Project

Cybersecurity, Capacity-Building, and Financial Inclusion (‘CyberFI’) Working Group

     GFCE

Co-chaired by the Carnegie Endowment for International Peace (Carnegie) and the Global Forum on Cyber Expertise (GFCE), the “Cyber FI” working group serves as a convening mechanism for organizations working on cybersecurity in the financial inclusion space. These meetings include stakeholders from across the development, financial services, and cybersecurity communities, with a particular focus on stakeholders in Africa.

Carnegie assumed chairmanship of the Cyber FI working group in January 2021 building on a previous process created and run by the World Bank’s Consultative Group for Assisting the Poor (CGAP) from 2018-2020. In late 2020, CGAP asked Carnegie to assume the secretariat role and to chair its group moving forward. Carnegie agreed on the condition that the process could be expanded to include additional key stakeholders in order to leverage the momentum coming out of the first high-level ‘FinCyber Conference on Financial Inclusion and Cybersecurity’ that Carnegie hosted on December 10, 2020, together with the International Monetary Fund, the World Bank, and the World Economic Forum.

At this conference, the keynote speakers, namely Her Majesty Queen Máxima of the Netherlands, the United Nations Secretary-General’s Special Advocate for Inclusive Finance for Development; Kristalina Georgieva, Managing Director of the International Monetary Fund; and Magda Bianco, co-chair of the Global Partnership for Financial Inclusion from Banca d’Italia highlighted the importance of strengthening the  knowledge transfer among the various stakeholders in the financial supervisory, financial inclusion, development and cybersecurity communities and to strengthen the relationship among them on this crosscutting issue.

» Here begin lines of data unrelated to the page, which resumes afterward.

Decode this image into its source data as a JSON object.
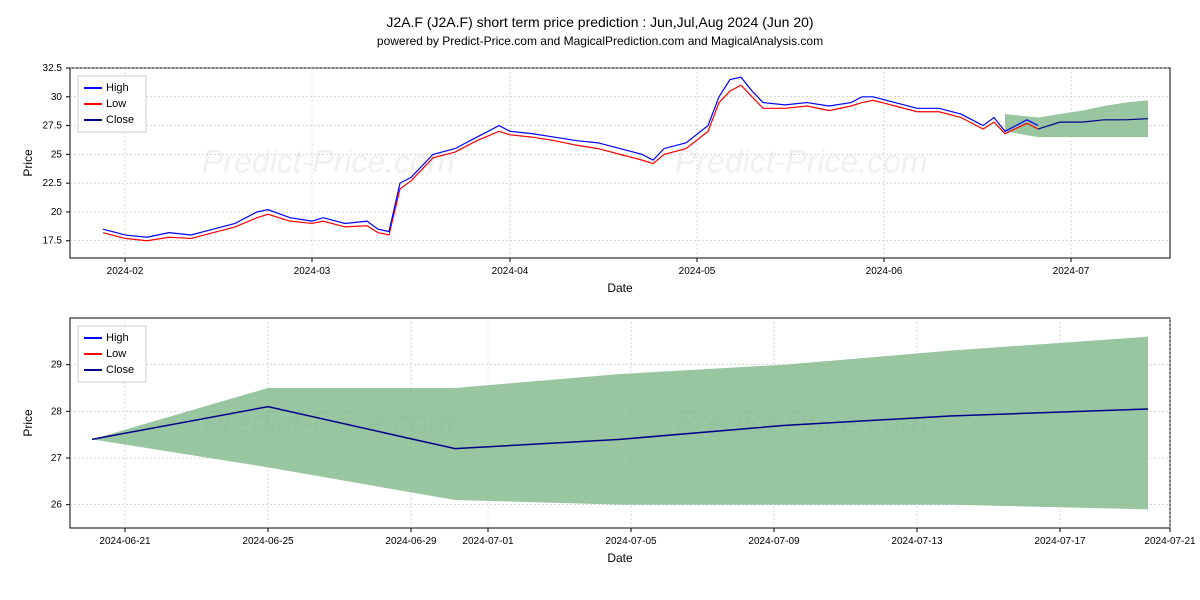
{
  "title": "J2A.F (J2A.F) short term price prediction : Jun,Jul,Aug 2024 (Jun 20)",
  "subtitle": "powered by Predict-Price.com and MagicalPrediction.com and MagicalAnalysis.com",
  "watermark": "Predict-Price.com",
  "legend": {
    "items": [
      {
        "label": "High",
        "color": "#0000ff"
      },
      {
        "label": "Low",
        "color": "#ff0000"
      },
      {
        "label": "Close",
        "color": "#00008b"
      }
    ]
  },
  "chart1": {
    "type": "line-with-band",
    "ylabel": "Price",
    "xlabel": "Date",
    "ylim": [
      16,
      32.5
    ],
    "yticks": [
      17.5,
      20.0,
      22.5,
      25.0,
      27.5,
      30.0,
      32.5
    ],
    "xticks": [
      "2024-02",
      "2024-03",
      "2024-04",
      "2024-05",
      "2024-06",
      "2024-07"
    ],
    "xtick_positions": [
      0.05,
      0.22,
      0.4,
      0.57,
      0.74,
      0.91
    ],
    "background_color": "#ffffff",
    "grid_color": "#b0b0b0",
    "band_color": "#7db88a",
    "line_width": 1.2,
    "series_high": {
      "color": "#0000ff",
      "points": [
        [
          0.03,
          18.5
        ],
        [
          0.05,
          18.0
        ],
        [
          0.07,
          17.8
        ],
        [
          0.09,
          18.2
        ],
        [
          0.11,
          18.0
        ],
        [
          0.13,
          18.5
        ],
        [
          0.15,
          19.0
        ],
        [
          0.17,
          20.0
        ],
        [
          0.18,
          20.2
        ],
        [
          0.2,
          19.5
        ],
        [
          0.22,
          19.2
        ],
        [
          0.23,
          19.5
        ],
        [
          0.25,
          19.0
        ],
        [
          0.27,
          19.2
        ],
        [
          0.28,
          18.5
        ],
        [
          0.29,
          18.3
        ],
        [
          0.3,
          22.5
        ],
        [
          0.31,
          23.0
        ],
        [
          0.33,
          25.0
        ],
        [
          0.35,
          25.5
        ],
        [
          0.37,
          26.5
        ],
        [
          0.39,
          27.5
        ],
        [
          0.4,
          27.0
        ],
        [
          0.42,
          26.8
        ],
        [
          0.44,
          26.5
        ],
        [
          0.46,
          26.2
        ],
        [
          0.48,
          26.0
        ],
        [
          0.5,
          25.5
        ],
        [
          0.52,
          25.0
        ],
        [
          0.53,
          24.5
        ],
        [
          0.54,
          25.5
        ],
        [
          0.56,
          26.0
        ],
        [
          0.58,
          27.5
        ],
        [
          0.59,
          30.0
        ],
        [
          0.6,
          31.5
        ],
        [
          0.61,
          31.7
        ],
        [
          0.62,
          30.5
        ],
        [
          0.63,
          29.5
        ],
        [
          0.65,
          29.3
        ],
        [
          0.67,
          29.5
        ],
        [
          0.69,
          29.2
        ],
        [
          0.71,
          29.5
        ],
        [
          0.72,
          30.0
        ],
        [
          0.73,
          30.0
        ],
        [
          0.75,
          29.5
        ],
        [
          0.77,
          29.0
        ],
        [
          0.79,
          29.0
        ],
        [
          0.81,
          28.5
        ],
        [
          0.83,
          27.5
        ],
        [
          0.84,
          28.2
        ],
        [
          0.85,
          27.0
        ],
        [
          0.87,
          28.0
        ],
        [
          0.88,
          27.5
        ]
      ]
    },
    "series_low": {
      "color": "#ff0000",
      "points": [
        [
          0.03,
          18.2
        ],
        [
          0.05,
          17.7
        ],
        [
          0.07,
          17.5
        ],
        [
          0.09,
          17.8
        ],
        [
          0.11,
          17.7
        ],
        [
          0.13,
          18.2
        ],
        [
          0.15,
          18.7
        ],
        [
          0.17,
          19.5
        ],
        [
          0.18,
          19.8
        ],
        [
          0.2,
          19.2
        ],
        [
          0.22,
          19.0
        ],
        [
          0.23,
          19.2
        ],
        [
          0.25,
          18.7
        ],
        [
          0.27,
          18.8
        ],
        [
          0.28,
          18.2
        ],
        [
          0.29,
          18.0
        ],
        [
          0.3,
          22.0
        ],
        [
          0.31,
          22.7
        ],
        [
          0.33,
          24.7
        ],
        [
          0.35,
          25.2
        ],
        [
          0.37,
          26.2
        ],
        [
          0.39,
          27.0
        ],
        [
          0.4,
          26.7
        ],
        [
          0.42,
          26.5
        ],
        [
          0.44,
          26.2
        ],
        [
          0.46,
          25.8
        ],
        [
          0.48,
          25.5
        ],
        [
          0.5,
          25.0
        ],
        [
          0.52,
          24.5
        ],
        [
          0.53,
          24.2
        ],
        [
          0.54,
          25.0
        ],
        [
          0.56,
          25.5
        ],
        [
          0.58,
          27.0
        ],
        [
          0.59,
          29.5
        ],
        [
          0.6,
          30.5
        ],
        [
          0.61,
          31.0
        ],
        [
          0.62,
          30.0
        ],
        [
          0.63,
          29.0
        ],
        [
          0.65,
          29.0
        ],
        [
          0.67,
          29.2
        ],
        [
          0.69,
          28.8
        ],
        [
          0.71,
          29.2
        ],
        [
          0.72,
          29.5
        ],
        [
          0.73,
          29.7
        ],
        [
          0.75,
          29.2
        ],
        [
          0.77,
          28.7
        ],
        [
          0.79,
          28.7
        ],
        [
          0.81,
          28.2
        ],
        [
          0.83,
          27.2
        ],
        [
          0.84,
          27.8
        ],
        [
          0.85,
          26.8
        ],
        [
          0.87,
          27.7
        ],
        [
          0.88,
          27.2
        ]
      ]
    },
    "series_close": {
      "color": "#00008b",
      "points": [
        [
          0.88,
          27.2
        ],
        [
          0.9,
          27.8
        ],
        [
          0.92,
          27.8
        ],
        [
          0.94,
          28.0
        ],
        [
          0.96,
          28.0
        ],
        [
          0.98,
          28.1
        ]
      ]
    },
    "prediction_band": {
      "upper": [
        [
          0.85,
          28.5
        ],
        [
          0.88,
          28.2
        ],
        [
          0.9,
          28.5
        ],
        [
          0.92,
          28.8
        ],
        [
          0.94,
          29.2
        ],
        [
          0.96,
          29.5
        ],
        [
          0.98,
          29.7
        ]
      ],
      "lower": [
        [
          0.85,
          27.0
        ],
        [
          0.88,
          26.5
        ],
        [
          0.9,
          26.5
        ],
        [
          0.92,
          26.5
        ],
        [
          0.94,
          26.5
        ],
        [
          0.96,
          26.5
        ],
        [
          0.98,
          26.5
        ]
      ]
    }
  },
  "chart2": {
    "type": "line-with-band",
    "ylabel": "Price",
    "xlabel": "Date",
    "ylim": [
      25.5,
      30
    ],
    "yticks": [
      26,
      27,
      28,
      29
    ],
    "xticks": [
      "2024-06-21",
      "2024-06-25",
      "2024-06-29",
      "2024-07-01",
      "2024-07-05",
      "2024-07-09",
      "2024-07-13",
      "2024-07-17",
      "2024-07-21"
    ],
    "xtick_positions": [
      0.05,
      0.18,
      0.31,
      0.38,
      0.51,
      0.64,
      0.77,
      0.9,
      1.0
    ],
    "background_color": "#ffffff",
    "grid_color": "#b0b0b0",
    "band_color": "#7db88a",
    "line_width": 1.5,
    "series_close": {
      "color": "#00008b",
      "points": [
        [
          0.02,
          27.4
        ],
        [
          0.18,
          28.1
        ],
        [
          0.35,
          27.2
        ],
        [
          0.5,
          27.4
        ],
        [
          0.65,
          27.7
        ],
        [
          0.8,
          27.9
        ],
        [
          0.98,
          28.05
        ]
      ]
    },
    "prediction_band": {
      "upper": [
        [
          0.02,
          27.4
        ],
        [
          0.18,
          28.5
        ],
        [
          0.35,
          28.5
        ],
        [
          0.5,
          28.8
        ],
        [
          0.65,
          29.0
        ],
        [
          0.8,
          29.3
        ],
        [
          0.98,
          29.6
        ]
      ],
      "lower": [
        [
          0.02,
          27.4
        ],
        [
          0.18,
          26.8
        ],
        [
          0.35,
          26.1
        ],
        [
          0.5,
          26.0
        ],
        [
          0.65,
          26.0
        ],
        [
          0.8,
          26.0
        ],
        [
          0.98,
          25.9
        ]
      ]
    }
  }
}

The goal of the CyberFI Working Group is therefore to share updates on major activities in this space among key stakeholders, increase transparency across initiatives, and facilitate potential collaboration. The working group meets every 8-10 weeks, and has approximately 50 members, including the World Bank, the IMF, the Gates Foundation, several government representatives as well as industry and academic experts.

Following its first meeting in January 2021, several organizations volunteered to help advance this process. As a result, the GFCE will now be the co-chair of the overall process and the GFCE’s Cybil website will be leveraged to create a knowledge hub dedicated to cybersecurity and financial inclusion. In addition to the plenary sessions, two subgroups were created in February 2021 focusing on two specific workstreams:

  • Regional Center Implementation Work Stream

This work stream focuses specifically on the creation of regional resources centers across the African continent advancing the vision developed through the original CGAP process. Using the launch of the African Cybersecurity Resource Centre (ACRC) in Senegal as a starting point, this sub-group seeks to expand and strengthen the regional ecosystem of financial inclusion efforts and help create future infrastructure projects in other countries across Africa. In this vein, CMU-Africa is working on a related project standing up a center in Kigali, Rwanda. This work stream meets at least once every 8-10 weeks, with the exact cadence to be set by the co-chairs.

    • Co-Chairs: Jean-Louis Perrier (Suricate Solutions), Assane Gueye (CMU-Africa)
  • Policy and Research Advisory Group

This work stream focuses on (i) identifying key research and policy questions that stakeholders face with respect to strengthening cybersecurity and financial inclusion in the medium- to long-term, (ii) mapping these key questions against past and ongoing research projects to identify gaps and potential overlapping efforts and (iii) commissioning research to fill potential gaps. This research agenda will help provide the foundation to assess which ongoing research projects align with core questions in the field, and which questions have not been adequately addressed. This work stream will also identify experts in Africa or with a focus on Africa and help create an informal network of academics and practitioners in this space. Ultimately the Policy and Research Work Stream will be in a position to commission research to drive this space forward. This work stream meets at least once every 8-10 weeks, with the exact cadence to be set by the co-chairs.

    • Co-Chairs: Demet Canakci (Toronto Centre for Global Leadership in Financial Supervision), Noelle Cowling (Security Institute for Governance and Leadership in Africa), Steve Mambo (Yelbridges), Dirk Zetzsche (University of Luxembourg)

Finally, to build on the success of the December 10 conference, Carnegie will host a second high-level ‘FinCyber Conference on Financial Inclusion and Cybersecurity’ in December 2021. The CyberFI will provide important input on shaping this event and follow-on recommendations for key government stakeholders in this space.